Riitano cites his success as manager of the Matera bid, in which he claims
the cultural and creative sector grew by 7%, compared with the national figure of 4.9%, start-ups rose by 18% and there was a boost to the economy
thanks to a 7.6% increase in tourism. But according to People, Place and Policy, an independent forum for debate on the challenges faced by contemporary society, while it is true that the ancient cave dwellings in the Unesco World Heritage site of Sassi di Matera have been restored, many traditional dwellers have abandoned their homes, which are being replaced
by hotels, B&Bs, souvenir shops and restaurants. The forum concluded that the abandonment of the historical city has helped to undermine the identity of the place.

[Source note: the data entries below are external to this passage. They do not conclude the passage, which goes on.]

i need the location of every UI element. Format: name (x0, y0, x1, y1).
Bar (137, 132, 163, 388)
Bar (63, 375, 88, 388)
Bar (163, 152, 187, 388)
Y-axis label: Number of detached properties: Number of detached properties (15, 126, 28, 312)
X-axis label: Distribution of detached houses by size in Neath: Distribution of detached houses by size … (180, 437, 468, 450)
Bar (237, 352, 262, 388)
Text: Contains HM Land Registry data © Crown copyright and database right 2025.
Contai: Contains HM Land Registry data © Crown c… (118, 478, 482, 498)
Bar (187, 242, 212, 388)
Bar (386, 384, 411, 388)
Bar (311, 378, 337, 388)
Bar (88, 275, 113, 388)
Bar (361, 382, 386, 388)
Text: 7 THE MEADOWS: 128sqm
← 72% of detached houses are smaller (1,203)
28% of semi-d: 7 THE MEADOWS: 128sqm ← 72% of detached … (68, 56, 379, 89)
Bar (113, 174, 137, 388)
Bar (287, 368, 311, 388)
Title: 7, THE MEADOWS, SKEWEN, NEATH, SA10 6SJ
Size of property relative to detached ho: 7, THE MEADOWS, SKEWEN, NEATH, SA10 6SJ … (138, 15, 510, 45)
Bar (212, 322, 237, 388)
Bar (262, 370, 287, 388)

This is the risk facing Procida and one understood by Michele Spinelli, owner of the quayside restaurant Pagnotta in the port of Marina Grande. He has seen how tourism has been encouraged and grown over the past 10 years despite the fact that many locals were suspicious that visitors from such as Germany and France were, as he put it, polluting the place. He does not want to see the same mistakes made by Ischia and Capri, where people come for the day, have an ice cream and return to Naples.

But he says: “The year of culture is run by Procida people so hopefully they won’t be selling homes or land to outsiders and we can keep our identity.”

As he whizzes up a dish of deep-fried anchovies or fresh whitebait, it is
unlikely that Signor Spinelli spares a thought for Tom Ripley’s rumination in The Talented Mr Ripley: “Don’t you just take the past and put it in a room in a basement and lock the door and never go in there?”

Like it or not, the past has been unlocked. Despite the almost defiant talk of preserving the island’s integrity, one of the aims of the year is to create at least 25 new enterprises in the tourist sector, proof, if any were needed, that the past is now colliding with the commercial imperatives of the 21st century.

The fate of this utopia is hanging in the balance.